Mujû asserts, however, that Amaterasu was in fact in profound support of Buddhism, and in fact incorporates Buddhism into his account of the origins of the Japanese islands. He writes that it was Amaterasu (and not Izanagi and Izanami) who thrust a heavenly spear into the ocean depths, and that she did so guided by a seal placed by Dainichi (Vairocana Buddha) in that spot on the ocean floor. As in the Nihon shoki creation myth, brine foam which coagulated around the spear formed the islands of Japan; Mujû adds that the demon lord Mara noticed these events, and recognized them as the formation of a land in which Buddhism would later flourish. In order to hold off Mara's wrath, Amaterasu assured him that she would not permit the Three Treasures [of Buddhism] to come near to her; thus, by continuing to keep overt Buddhist activity away from Ise, the wrath of Mara is able to be avoided.[13]

References

  • Francis D.K. Ching, et al, A Global History of Architecture, Second Edition, John Wiley & Sons (2011), 288-289.
  • Gallery labels, Masuura Akihito, "Shrines of the Gods," UCSB College of Creative Studies, January 2014.
  1. Ise, Mie prefecture.
  2. Evelyn Rawski, Early Modern China and Northeast Asia: Cross-Border Perspectives, Cambridge University Press (2015), 118.
  3. Takashi Fujitani, Splendid Monarchy, UC Press (1998), 224.
  4. Fujitani, 84, 88.
  5. Fujitani, 88.
  6. Penelope Mason, History of Japanese Art, Second Edition, Upper Saddle River, NJ: Pearson Prentice Hall, 2005.
  7. Ching, 288, gives the year 500 CE.
  8. Stuart D.B. Picken, Historical Dictionary of Shinto, Scarecrow Press (2010), 97.
  9. That said, as Marshall Sahlins points out (albeit admittedly in a satirical piece), if we can consider a forest to have survived untouched, continuously, for however many centuries, despite the fact that no one tree within that forest has survived that long, can we not think the same of Ise Shrine? Marshall Sahlins, Waiting for Foucault, Still, Chicago: Prickly Paradigm Press (2002), 9-10.

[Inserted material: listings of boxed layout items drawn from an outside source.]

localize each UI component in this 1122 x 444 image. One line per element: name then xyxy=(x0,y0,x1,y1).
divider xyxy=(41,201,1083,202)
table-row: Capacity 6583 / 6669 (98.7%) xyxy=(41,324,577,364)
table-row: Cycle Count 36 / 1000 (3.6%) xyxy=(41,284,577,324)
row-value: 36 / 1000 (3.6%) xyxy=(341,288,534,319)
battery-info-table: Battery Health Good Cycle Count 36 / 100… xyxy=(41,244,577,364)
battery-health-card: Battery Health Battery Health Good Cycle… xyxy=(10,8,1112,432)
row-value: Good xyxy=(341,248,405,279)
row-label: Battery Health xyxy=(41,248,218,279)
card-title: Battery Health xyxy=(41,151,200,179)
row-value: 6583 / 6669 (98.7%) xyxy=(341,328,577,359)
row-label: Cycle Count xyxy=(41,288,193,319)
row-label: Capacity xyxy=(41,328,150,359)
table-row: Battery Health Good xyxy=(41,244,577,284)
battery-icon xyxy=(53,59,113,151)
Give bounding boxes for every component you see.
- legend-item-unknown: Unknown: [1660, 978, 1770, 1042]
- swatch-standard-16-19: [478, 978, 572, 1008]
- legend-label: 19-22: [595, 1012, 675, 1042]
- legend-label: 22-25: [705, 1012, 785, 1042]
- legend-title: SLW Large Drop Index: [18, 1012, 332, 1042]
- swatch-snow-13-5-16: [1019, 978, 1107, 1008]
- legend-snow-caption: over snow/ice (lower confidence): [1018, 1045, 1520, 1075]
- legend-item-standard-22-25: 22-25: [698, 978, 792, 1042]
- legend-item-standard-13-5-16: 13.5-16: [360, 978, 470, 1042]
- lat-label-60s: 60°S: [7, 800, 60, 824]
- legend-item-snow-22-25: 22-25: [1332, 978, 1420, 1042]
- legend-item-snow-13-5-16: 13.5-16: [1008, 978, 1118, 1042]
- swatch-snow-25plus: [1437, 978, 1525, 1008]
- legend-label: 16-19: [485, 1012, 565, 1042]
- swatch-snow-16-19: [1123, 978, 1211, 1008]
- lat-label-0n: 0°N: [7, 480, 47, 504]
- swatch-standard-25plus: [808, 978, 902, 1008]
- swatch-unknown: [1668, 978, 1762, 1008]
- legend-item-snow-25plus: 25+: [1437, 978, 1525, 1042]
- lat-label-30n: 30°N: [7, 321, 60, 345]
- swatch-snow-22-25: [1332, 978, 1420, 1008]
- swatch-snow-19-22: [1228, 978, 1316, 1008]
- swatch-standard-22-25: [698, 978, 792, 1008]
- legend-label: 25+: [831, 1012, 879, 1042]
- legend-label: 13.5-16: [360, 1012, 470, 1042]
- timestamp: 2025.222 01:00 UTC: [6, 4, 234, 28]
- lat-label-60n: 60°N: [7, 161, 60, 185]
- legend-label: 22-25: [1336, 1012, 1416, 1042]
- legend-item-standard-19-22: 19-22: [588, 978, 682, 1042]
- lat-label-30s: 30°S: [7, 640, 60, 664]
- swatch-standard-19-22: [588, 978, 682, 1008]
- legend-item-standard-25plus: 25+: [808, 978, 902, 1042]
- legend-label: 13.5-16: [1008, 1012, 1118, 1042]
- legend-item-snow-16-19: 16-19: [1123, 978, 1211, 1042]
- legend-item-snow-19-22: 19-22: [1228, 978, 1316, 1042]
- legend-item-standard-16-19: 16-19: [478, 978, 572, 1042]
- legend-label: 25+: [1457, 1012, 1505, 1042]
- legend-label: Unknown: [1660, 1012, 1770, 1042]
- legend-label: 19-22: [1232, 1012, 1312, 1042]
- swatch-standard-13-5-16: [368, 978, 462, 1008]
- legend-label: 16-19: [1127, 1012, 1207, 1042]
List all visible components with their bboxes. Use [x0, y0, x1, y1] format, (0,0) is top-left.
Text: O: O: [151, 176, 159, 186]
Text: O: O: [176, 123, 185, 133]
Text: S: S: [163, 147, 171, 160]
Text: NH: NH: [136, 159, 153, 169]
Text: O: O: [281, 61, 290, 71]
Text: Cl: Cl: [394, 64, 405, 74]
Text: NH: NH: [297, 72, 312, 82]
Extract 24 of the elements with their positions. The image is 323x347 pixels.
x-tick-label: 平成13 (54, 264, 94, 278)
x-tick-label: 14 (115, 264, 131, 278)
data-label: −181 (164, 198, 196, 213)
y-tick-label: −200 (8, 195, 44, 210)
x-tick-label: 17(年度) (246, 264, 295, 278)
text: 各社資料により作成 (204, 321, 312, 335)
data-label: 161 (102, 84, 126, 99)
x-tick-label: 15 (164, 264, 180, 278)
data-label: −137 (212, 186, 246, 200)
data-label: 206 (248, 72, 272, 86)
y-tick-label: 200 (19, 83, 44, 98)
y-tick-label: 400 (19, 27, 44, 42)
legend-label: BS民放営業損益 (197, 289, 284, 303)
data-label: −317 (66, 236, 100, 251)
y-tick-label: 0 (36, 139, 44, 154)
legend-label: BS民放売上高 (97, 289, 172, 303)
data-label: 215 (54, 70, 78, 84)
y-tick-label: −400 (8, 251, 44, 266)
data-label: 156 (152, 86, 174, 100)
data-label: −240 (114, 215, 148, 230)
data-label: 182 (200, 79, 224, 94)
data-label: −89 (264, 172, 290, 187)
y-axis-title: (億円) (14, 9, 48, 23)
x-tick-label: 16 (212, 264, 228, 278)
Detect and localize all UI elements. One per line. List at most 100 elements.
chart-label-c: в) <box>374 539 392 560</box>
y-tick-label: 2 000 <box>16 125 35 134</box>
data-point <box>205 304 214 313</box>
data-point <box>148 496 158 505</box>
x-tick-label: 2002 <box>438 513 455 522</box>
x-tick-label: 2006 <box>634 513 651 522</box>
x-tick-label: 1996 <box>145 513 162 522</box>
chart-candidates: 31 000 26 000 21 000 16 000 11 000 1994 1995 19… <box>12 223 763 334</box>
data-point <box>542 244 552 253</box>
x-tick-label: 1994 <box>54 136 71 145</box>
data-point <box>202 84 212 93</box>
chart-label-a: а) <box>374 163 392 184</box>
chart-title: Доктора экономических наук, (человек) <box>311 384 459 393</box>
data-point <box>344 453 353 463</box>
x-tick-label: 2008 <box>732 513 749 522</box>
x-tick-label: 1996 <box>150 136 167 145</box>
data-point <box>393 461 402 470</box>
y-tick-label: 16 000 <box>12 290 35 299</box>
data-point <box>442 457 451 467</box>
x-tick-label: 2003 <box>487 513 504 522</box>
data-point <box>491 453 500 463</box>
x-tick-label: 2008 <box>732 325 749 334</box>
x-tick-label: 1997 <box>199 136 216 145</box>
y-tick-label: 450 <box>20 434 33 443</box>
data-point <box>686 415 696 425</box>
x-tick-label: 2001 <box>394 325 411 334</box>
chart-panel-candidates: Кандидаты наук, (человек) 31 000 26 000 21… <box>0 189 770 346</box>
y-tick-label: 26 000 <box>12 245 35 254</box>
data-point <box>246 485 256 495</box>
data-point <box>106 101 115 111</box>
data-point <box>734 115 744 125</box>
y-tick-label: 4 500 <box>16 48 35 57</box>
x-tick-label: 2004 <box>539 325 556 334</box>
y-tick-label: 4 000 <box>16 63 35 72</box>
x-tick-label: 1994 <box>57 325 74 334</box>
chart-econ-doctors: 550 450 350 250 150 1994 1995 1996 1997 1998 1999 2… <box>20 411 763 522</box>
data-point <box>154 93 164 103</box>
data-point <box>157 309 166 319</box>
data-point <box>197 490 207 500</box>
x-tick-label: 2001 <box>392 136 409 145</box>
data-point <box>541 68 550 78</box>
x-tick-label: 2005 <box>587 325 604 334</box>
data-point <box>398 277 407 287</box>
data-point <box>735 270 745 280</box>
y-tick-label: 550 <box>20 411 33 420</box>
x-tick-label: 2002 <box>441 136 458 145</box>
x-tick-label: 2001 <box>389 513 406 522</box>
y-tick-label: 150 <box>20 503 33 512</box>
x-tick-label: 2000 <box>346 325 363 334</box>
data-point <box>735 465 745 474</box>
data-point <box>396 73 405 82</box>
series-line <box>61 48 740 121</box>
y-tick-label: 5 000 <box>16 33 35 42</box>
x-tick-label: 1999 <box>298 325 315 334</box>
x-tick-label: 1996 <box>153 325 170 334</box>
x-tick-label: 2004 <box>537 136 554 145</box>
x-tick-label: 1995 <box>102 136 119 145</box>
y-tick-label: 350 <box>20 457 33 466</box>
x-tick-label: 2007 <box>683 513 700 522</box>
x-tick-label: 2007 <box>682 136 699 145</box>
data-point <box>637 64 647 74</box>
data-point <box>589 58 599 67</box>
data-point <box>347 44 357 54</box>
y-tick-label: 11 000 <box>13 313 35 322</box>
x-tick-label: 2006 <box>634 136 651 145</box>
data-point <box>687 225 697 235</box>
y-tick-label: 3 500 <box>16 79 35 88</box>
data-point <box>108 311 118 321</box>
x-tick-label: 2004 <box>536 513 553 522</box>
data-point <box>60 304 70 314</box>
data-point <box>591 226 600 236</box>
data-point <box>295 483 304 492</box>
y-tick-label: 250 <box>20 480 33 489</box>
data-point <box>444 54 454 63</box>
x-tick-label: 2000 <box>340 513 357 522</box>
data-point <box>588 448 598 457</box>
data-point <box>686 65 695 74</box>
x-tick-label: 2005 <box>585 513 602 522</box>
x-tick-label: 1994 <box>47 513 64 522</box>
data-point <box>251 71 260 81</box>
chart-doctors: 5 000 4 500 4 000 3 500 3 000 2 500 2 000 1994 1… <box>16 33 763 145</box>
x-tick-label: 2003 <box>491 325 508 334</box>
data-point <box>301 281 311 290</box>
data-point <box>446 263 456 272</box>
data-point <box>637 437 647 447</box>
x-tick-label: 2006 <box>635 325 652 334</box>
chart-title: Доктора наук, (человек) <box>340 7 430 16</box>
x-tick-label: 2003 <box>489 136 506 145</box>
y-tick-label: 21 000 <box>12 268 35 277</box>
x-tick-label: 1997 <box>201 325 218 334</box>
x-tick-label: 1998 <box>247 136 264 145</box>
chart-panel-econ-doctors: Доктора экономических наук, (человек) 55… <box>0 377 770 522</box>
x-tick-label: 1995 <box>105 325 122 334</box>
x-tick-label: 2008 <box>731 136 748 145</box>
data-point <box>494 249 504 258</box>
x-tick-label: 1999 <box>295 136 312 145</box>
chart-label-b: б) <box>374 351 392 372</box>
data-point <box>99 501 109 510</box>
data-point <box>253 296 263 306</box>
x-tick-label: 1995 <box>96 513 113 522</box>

  10. Not to be confused with the Uji Bridge in Uji, near Kyoto.
  11. "Bays," or ma 間 in Japanese, is a unit equal to the space between pillars in a structure; in Japanese architecture, this is generally a standard distance.
  12. Buddha, Dharma, and sangha (the monastic establishment)
  13. Robert Morrell, Sand and Pebbles (Shasekishu): The Tales of Muju Ichien, A Voice for Pluralism in Kamakura Buddhism, SUNY Press (1985), 72-73.